When an IMF managing director uses the term “stagflation,” even in an oblique way, a certain silence descends upon the press room. Speaking to Reuters from Washington last Monday night, Kristalina Georgieva did not require the word itself. The work was done by six others. These days, all paths result in slower growth and higher prices. It landed the way these things land: economists gradually realized that the upcoming year would be more difficult than the spreadsheets had predicted, rather than with a thud.

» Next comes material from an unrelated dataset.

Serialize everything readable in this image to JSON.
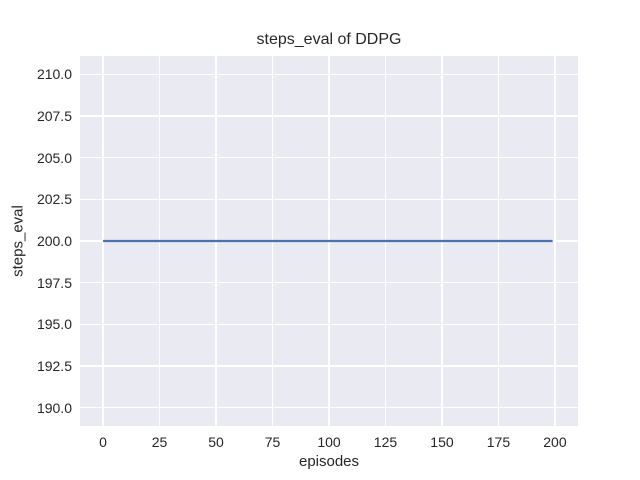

Approximately one-fifth of the world’s oil passes through the Strait of Hormuz, which practically went dark six weeks ago. Tankers anchored. The cost of insurance increased. Throughout the night, shipping desks in Rotterdam and Singapore remained illuminated. Eight tankers reportedly passed through on Monday; this is better than the average of fewer than two per day in March, but it is still a small amount compared to the twenty million barrels per day that passed through in 2025. A unique kind of recovery. Not the kind that anyone desired, though.
| Information | Details |
|---|---|
| Name | Kristalina Georgieva |
| Position | Managing Director, International Monetary Fund |
| Tenure | Since October 2019 (second term began 2024) |
| Nationality | Bulgarian |
| Previous Role | CEO of the World Bank |
| Education | PhD in Economic Science, UNWE Sofia |
| Headquarters of IMF | Washington, D.C. |
| 2026 Global Growth Forecast (pre-war) | 3.3% |
| 2027 Forecast (pre-war) | 3.2% |
| Reported Oil Supply Drop | 13% |
| Key Event | Spring Meetings 2026 of IMF and World Bank |
| Speech Date | Thursday preview ahead of meetings |
The IMF was quietly getting ready to raise its outlook prior to the war. 3.3% for 2026 and 3.2% for 2027 is a minor improvement, according to Georgieva. The forecast is modest, post-pandemic, and causes finance ministers to relax. We are currently rewriting that document. Instead, scenarios will be offered in the upcoming World Economic Outlook, which is scheduled for April 14. This is a courteous institutional way of saying that nobody is quite sure where the floor is.
Reading between the lines, Georgieva doesn’t seem to be particularly concerned about the wealthy world. The fuel shock will be absorbed by Europe and Asia through complaints and policy changes. The nations that haunt her are those that lack a buffer, such as strategic reserves, fiscal room, or the capacity to subsidize a barrel of diesel for a baker in Dhaka or a farmer in Lagos. The IMF blog post from March 30 described the shock as asymmetric. That’s diplomatic jargon for saying that one person will suffer far more than another.
The way the language has changed is difficult to ignore. Soft landings, disinflation glide paths, and the cautious return of confidence were the topics of discussion a year ago. These days, the focus is on fertilizer supply chains, helium shortages, and the ability of wheat-importing countries to maintain stable currencies throughout the summer. Directionally, it’s stagflation, as Moody’s Mark Zandi put it quite simply. War, immigration, and tariff policies. Growth is not the sum of the parts.

Observing the IMF prepare yet another round of downward revisions is almost too familiar. The organization has previously performed this dance during the pandemic, the 2008 financial crisis, and the eurozone crisis. Every time, the scenarios expand slightly and the language becomes a little more cautious. Georgieva is familiar with the choreography, having worked her way up through the World Bank before taking the top floor at 19th Street. Whether anyone in the room still anticipates a tidy conclusion is more difficult to read.
Next week is the start of the spring meetings. On those well-known marble steps, finance ministers will convene, draft communiqués, and take pictures. The question Georgieva already posed about keeping an eye out for the next shock will come up somewhere in those discussions, quieter than the headlines. Because everyone has learned from this cycle that there is always a next one. Additionally, it usually shows up before the previous one is completely absorbed.